Ну, поехал я. Встретил. Стоит она на перроне и даже обнять меня не может: руки сумками, узелками заняты — варенья, соленья и прочее.

— Случилось что? — спрашиваю.

— Не пишешь ты, измучилась я, проведать приехала.

— А откуда деньги?

— Ты присылал, да и корову я продала — зачем она мне одной?

Сеструха моя в том году замуж в другое село вышла…

Сперва я отговаривал мать ехать в тайгу, в неустройство наше, поживем, мол, в поселке. Сам думаю: может, уехать с нею обратно? А она — ни в какую! Столько ехала и до конца не доехать?

Ну, двинулись.

Трактор кувыркается по колдобинам, ревет, не слыхать ничего, молчит мама.

Дождит, ветер, луна в тучах, как подвешенная, прыгает, и лес кругом сумной, густорослый. На душе у меня — сплошная тревога. Как увидит, думаю, житье наше — реву не оберешься. И почему-то стыдно мне перед ней.

К рассвету доехали. А ребята не спят. Встречать выбежали. Смотрю: приоделись все. Даже Глотин пиджачок однобортный надел, на три пуговицы застегнутый; в прорехи нижнюю рубаху видно, гря-язная… Смотрю дальше: рядом с палаткой — поленница дров наколотых, в окне — вместо тряпки стекло. Ну, думаю, да! И даже пол черти вымыли! Правда, на досках — разводы коричневые, по углам кудель паутинная, зато на столе — букет кедрача с шишками. Шишки большие, расперились, красивые!.. Мама каждому ладошку дает, знакомится, вроде бы довольная. И все-таки, как вошла в палатку, огляделась — расплакалась; «Ах вы милые! Как же вы так живете!..» Юбку подоткнула, давай полы перемывать, паутину выметать, печку растопила, тепло, сухо стало. Сели завтракать. Она нас домашностями угощает, а мы вроде бы и забыли, что бежать собирались, наперебой ей свое житье расхваливаем. И грибы-то, и ягоды, и охота, рябчиков столько — заелись (а у нас и ружья-то ни у кого нет). И работаем-то сколько хотим, без устатка — лафа!

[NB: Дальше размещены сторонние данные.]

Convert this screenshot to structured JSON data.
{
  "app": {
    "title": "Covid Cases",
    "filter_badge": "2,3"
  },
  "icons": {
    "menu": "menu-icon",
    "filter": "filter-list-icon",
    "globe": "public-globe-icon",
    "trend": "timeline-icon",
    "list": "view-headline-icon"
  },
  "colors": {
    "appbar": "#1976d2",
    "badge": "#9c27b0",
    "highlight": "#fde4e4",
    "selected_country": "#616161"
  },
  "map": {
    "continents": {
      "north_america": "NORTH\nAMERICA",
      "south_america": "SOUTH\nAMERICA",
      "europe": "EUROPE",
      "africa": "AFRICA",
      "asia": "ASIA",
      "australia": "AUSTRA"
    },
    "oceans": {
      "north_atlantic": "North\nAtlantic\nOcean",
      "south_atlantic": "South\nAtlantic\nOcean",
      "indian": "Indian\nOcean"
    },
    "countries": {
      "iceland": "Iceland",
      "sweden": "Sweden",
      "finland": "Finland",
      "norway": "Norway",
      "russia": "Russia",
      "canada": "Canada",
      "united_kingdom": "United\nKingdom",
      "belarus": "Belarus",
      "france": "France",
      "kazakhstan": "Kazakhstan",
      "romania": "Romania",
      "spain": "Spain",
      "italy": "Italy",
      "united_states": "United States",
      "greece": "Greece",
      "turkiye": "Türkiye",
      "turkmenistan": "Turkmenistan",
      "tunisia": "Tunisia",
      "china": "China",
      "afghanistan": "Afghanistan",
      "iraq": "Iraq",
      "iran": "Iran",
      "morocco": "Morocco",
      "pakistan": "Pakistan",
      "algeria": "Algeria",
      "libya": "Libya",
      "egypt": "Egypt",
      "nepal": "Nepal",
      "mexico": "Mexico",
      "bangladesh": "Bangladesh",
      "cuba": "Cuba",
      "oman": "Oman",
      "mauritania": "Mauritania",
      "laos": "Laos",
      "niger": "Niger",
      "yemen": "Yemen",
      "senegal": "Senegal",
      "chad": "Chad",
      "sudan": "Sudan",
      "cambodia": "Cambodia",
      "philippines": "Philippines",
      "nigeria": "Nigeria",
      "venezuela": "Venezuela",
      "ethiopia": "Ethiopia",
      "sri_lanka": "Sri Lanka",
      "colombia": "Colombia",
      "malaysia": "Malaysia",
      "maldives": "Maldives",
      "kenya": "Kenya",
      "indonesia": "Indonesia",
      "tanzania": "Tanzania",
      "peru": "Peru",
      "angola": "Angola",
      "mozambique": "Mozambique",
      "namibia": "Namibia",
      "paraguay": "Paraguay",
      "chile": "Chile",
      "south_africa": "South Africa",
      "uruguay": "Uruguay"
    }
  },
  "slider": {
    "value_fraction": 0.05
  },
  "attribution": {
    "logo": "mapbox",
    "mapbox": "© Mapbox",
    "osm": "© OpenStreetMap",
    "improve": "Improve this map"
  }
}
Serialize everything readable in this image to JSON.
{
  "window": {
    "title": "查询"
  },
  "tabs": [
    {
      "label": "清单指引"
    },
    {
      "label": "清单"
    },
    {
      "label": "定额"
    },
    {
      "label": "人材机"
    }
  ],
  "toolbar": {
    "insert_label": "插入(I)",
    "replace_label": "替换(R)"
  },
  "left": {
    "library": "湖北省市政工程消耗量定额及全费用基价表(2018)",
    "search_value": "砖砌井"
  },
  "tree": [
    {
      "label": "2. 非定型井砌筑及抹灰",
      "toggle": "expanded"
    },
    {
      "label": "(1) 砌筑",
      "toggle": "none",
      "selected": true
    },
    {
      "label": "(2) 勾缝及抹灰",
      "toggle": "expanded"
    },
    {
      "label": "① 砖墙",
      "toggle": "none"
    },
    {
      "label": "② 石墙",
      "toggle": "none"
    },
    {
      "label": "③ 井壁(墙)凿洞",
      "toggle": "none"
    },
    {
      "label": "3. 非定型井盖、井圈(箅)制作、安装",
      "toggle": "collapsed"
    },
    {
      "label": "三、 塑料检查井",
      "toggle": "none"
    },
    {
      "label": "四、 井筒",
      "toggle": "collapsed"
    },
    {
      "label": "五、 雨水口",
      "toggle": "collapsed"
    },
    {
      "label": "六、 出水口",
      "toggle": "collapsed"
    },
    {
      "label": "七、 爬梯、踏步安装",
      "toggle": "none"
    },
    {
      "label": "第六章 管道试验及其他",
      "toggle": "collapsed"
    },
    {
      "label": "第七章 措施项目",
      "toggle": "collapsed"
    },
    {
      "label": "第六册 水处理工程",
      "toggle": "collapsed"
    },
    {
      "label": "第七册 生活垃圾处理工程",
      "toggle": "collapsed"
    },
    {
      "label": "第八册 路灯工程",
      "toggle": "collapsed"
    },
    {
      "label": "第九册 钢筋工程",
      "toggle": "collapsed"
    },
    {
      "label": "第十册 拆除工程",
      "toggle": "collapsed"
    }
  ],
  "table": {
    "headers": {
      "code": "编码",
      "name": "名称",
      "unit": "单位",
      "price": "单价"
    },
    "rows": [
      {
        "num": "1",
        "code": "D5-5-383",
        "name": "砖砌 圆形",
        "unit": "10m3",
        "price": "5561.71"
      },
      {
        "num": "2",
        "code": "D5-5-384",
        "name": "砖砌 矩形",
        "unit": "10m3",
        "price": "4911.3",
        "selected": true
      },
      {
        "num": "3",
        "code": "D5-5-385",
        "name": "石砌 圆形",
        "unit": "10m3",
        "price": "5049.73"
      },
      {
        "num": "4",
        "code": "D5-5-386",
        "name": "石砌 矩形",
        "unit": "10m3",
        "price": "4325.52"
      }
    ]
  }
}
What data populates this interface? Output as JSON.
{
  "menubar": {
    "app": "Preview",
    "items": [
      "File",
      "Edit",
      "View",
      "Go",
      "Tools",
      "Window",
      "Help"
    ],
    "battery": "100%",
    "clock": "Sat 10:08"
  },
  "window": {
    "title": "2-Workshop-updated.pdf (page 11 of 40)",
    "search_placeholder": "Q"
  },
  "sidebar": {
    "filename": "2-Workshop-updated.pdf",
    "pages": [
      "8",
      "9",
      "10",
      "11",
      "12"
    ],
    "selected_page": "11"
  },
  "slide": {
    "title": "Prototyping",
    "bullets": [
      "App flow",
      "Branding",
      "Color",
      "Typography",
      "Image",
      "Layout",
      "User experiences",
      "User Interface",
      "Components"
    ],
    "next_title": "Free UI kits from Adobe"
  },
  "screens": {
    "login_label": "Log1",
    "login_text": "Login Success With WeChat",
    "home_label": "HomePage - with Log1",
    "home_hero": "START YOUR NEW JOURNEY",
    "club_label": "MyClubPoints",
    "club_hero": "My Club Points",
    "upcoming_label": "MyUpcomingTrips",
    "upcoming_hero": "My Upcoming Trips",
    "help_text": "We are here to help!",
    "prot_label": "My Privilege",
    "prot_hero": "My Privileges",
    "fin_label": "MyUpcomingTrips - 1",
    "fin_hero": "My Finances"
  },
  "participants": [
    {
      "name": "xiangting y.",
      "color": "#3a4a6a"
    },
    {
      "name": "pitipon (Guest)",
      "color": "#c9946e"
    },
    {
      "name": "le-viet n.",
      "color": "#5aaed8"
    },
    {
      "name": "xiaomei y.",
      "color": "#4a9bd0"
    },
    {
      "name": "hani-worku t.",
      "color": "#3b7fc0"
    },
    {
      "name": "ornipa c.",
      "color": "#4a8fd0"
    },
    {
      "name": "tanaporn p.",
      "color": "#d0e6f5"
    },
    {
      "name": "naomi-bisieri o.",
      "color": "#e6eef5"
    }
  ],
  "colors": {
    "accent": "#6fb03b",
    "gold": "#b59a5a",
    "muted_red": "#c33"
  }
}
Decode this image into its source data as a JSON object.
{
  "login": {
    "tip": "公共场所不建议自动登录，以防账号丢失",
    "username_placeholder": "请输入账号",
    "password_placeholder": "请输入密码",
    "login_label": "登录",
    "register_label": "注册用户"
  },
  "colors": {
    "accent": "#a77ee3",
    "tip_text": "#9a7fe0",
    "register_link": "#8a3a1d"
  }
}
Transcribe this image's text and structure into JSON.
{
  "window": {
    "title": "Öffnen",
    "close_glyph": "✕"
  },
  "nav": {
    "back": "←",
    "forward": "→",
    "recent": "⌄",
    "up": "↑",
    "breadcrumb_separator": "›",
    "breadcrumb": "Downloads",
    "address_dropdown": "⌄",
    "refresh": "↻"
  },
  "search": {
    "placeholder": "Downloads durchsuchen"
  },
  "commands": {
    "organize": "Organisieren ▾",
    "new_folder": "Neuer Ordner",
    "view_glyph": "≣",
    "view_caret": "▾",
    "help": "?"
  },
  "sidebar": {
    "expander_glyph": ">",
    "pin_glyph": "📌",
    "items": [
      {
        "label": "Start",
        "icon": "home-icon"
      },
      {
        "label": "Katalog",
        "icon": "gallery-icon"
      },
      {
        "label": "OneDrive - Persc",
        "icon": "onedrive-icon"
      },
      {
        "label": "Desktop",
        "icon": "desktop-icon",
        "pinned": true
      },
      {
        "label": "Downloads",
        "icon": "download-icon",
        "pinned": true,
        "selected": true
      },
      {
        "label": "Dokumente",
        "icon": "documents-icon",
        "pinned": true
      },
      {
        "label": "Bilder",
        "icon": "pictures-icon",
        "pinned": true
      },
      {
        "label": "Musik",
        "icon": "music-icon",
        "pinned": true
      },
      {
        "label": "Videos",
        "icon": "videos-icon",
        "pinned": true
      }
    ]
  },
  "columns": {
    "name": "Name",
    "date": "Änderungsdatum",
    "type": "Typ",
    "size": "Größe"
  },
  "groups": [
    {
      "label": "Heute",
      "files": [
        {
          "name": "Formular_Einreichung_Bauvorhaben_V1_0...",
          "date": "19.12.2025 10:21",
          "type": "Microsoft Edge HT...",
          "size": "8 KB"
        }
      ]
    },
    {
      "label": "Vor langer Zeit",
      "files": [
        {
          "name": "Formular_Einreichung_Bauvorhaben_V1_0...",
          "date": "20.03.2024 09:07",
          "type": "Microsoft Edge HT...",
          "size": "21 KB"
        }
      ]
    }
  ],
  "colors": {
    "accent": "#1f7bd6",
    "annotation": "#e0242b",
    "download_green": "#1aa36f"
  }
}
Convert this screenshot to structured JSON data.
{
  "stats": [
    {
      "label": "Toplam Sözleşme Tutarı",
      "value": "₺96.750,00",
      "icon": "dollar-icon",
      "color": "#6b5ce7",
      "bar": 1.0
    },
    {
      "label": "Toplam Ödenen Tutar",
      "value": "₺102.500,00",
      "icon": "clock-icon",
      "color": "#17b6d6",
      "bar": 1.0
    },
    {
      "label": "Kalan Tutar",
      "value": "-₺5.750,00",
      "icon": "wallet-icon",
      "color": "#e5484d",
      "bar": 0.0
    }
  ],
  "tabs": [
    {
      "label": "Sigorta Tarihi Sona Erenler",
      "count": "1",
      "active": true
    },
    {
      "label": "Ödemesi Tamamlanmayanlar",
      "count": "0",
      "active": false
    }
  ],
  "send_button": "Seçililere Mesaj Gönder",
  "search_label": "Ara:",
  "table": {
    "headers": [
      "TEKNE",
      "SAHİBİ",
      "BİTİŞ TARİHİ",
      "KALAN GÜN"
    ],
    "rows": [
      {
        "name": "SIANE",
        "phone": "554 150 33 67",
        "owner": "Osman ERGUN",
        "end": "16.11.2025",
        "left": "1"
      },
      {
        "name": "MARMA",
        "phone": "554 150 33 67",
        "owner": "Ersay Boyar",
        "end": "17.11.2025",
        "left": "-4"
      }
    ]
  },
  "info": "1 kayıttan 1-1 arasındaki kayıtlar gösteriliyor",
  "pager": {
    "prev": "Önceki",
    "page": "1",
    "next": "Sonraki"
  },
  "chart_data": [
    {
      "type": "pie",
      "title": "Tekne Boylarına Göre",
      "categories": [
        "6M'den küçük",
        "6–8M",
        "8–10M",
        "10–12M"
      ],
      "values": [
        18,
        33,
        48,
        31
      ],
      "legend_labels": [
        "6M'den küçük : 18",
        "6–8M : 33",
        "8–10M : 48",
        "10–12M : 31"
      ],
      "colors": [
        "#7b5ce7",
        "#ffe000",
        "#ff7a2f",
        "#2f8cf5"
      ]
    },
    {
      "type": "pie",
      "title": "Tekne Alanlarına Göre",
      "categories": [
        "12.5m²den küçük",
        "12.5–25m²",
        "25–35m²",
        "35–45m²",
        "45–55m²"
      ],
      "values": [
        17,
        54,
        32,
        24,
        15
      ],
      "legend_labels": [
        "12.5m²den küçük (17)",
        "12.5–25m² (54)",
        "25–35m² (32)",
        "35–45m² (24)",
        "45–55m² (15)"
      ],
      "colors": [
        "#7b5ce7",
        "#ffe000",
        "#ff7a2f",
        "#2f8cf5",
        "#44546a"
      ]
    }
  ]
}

Она все больше помалкивает, приглядывается.

В общем, поговорили, посидели, пошли работать. Ребята оставляли меня, а мне неловко: пошел с нами. Но, правда, они не очень оставляли-то, я сперва не понял почему.

Идем. Глотин рассказывает:

— Машка мне, значит, жалуется: «Ты за мотоциклом больше ухаживаешь, чем за мной». А я не таюсь, отвечаю: «Я за мотоциклом поухаживаю, так он меня повезет, а на бабе куда уедешь…»

Раньше нам такие разговоры его смешными казались, а тут как ожгло меня. «Ах ты гад!» — думаю…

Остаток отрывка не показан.